The note issued by the state’s Division of the Budget on March 7 is the latest to show the challenges facing Republican politicians looking to block or slow the growing use of ESG considerations by businesses and investors.
Similar to Republican-sponsored bills in other states, the “Protection of Pensions and Businesses Against Ideological Interference Act” before the Kansas senate would require the Kansas Public Employees Retirement System (KPERS) to divest from financial companies found to engage in “ideological boycotts.”
In other states where such laws have already passed, Republican officials have accused top banks and Wall Street firms like BlackRock Inc of boycotting the energy industry over the investors’ treatment of issues like climate change. The financial firms say they are only seeking to maximize returns and account for things like the risks rising global temperatures could pose to company operations
The March 7 budget note says that KPERS has indicated it would have to restructure its portfolio “because the current investment managers would be disqualified as fiduciaries and replaced by alternative investment managers that would meet the bill’s requirements.”
With expected returns cut by 0.85%, “the KPERS general investment consultant projects that the investment portfolio returns would reduce by $3.6 billion over the next ten years when compared to the current investment portfolio,” the note states.
Early divestment costs in private markets would cost $1.14 billion, the note also said.
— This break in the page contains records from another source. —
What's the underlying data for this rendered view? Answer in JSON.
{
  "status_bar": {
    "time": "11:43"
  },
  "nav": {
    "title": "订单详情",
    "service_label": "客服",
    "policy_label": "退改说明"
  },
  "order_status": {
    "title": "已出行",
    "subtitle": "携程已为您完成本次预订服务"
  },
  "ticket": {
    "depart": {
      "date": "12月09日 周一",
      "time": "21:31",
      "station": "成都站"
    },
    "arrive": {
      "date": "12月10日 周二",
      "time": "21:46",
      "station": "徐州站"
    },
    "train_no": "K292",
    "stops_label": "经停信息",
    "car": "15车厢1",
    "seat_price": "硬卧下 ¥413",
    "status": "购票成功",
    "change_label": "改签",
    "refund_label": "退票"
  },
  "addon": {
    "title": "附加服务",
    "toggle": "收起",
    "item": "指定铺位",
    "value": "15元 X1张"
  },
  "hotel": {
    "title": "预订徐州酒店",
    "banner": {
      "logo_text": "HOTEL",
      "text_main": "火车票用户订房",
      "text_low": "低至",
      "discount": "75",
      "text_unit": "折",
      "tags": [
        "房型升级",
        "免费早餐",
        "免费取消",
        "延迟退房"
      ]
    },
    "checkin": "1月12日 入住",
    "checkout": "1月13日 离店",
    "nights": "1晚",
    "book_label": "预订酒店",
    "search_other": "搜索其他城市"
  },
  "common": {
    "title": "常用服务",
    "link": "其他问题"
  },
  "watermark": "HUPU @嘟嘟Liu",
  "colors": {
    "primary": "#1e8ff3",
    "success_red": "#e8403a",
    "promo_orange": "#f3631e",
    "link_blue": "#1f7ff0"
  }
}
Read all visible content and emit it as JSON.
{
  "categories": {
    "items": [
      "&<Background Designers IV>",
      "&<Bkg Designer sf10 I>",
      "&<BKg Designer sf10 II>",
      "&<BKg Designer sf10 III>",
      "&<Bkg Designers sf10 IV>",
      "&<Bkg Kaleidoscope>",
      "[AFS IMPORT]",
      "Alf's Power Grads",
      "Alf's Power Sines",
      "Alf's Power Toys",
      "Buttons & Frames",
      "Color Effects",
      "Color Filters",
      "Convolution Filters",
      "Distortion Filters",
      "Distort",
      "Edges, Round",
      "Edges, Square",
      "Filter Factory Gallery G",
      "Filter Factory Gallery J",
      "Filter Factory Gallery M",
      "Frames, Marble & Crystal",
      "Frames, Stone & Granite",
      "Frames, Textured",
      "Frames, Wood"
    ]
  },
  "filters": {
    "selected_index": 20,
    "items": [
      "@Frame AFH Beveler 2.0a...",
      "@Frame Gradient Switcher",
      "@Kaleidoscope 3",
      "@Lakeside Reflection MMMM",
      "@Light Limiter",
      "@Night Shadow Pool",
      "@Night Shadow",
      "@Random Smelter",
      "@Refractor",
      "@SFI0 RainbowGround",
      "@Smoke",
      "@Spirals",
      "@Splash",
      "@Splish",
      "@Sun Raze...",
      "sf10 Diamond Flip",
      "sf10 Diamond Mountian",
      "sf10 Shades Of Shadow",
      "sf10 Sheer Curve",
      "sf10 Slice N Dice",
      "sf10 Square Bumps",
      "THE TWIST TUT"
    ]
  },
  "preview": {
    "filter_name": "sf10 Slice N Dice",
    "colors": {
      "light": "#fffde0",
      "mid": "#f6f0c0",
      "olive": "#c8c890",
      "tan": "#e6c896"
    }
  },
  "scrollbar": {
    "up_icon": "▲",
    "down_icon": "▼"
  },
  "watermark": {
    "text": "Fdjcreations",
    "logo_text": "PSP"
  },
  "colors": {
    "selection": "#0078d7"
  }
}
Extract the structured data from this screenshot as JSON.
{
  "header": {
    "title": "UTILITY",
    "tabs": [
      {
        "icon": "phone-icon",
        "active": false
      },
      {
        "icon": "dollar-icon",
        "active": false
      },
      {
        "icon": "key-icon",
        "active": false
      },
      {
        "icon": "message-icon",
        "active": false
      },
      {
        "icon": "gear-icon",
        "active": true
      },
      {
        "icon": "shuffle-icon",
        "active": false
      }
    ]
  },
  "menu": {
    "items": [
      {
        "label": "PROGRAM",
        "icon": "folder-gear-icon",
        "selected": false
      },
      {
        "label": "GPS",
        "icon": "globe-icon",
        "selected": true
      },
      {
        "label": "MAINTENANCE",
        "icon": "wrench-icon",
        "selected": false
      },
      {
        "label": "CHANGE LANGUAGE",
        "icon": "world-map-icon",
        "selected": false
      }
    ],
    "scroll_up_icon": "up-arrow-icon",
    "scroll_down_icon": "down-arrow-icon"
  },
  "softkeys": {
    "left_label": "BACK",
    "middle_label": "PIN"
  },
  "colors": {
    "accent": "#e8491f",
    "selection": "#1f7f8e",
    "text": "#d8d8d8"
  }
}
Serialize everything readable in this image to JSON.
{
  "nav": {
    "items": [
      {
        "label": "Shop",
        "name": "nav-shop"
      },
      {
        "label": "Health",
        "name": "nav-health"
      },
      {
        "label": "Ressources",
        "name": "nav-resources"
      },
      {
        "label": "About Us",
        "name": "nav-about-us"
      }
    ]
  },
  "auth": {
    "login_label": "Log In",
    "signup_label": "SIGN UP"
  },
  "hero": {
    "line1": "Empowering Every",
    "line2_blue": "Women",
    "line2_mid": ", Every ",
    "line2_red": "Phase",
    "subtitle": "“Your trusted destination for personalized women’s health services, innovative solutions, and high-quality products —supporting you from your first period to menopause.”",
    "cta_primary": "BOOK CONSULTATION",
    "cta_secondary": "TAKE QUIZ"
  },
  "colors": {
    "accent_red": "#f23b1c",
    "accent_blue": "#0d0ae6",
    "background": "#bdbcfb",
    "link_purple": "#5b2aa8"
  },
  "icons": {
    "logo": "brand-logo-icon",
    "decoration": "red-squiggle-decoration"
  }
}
Other costs would include early divestment fees of new employees for the Kansas state Treasurer to monitor potential boycott activity.
At a public hearing on Wednesday about the bill and related legislation, KPERS Executive Director Alan Conroy said his agency would be forced to drop fund managers even if they were not running state assets with an ESG mandate, such as if their CEO had shared views about ESG investments.
“We think that would be a tripwire, we’d have to get out” Conroy said.
Kansas state senator Mike Thompson, sponsor of the bill that was analyzed, called the $3.6 billion figure “overstated” in a telephone interview on Wednesday, since the system would be able to find other managers. At the hearing, Thompson said he intended to address concerns and to “allay anyone’s fears” about the potential impact of the legislation.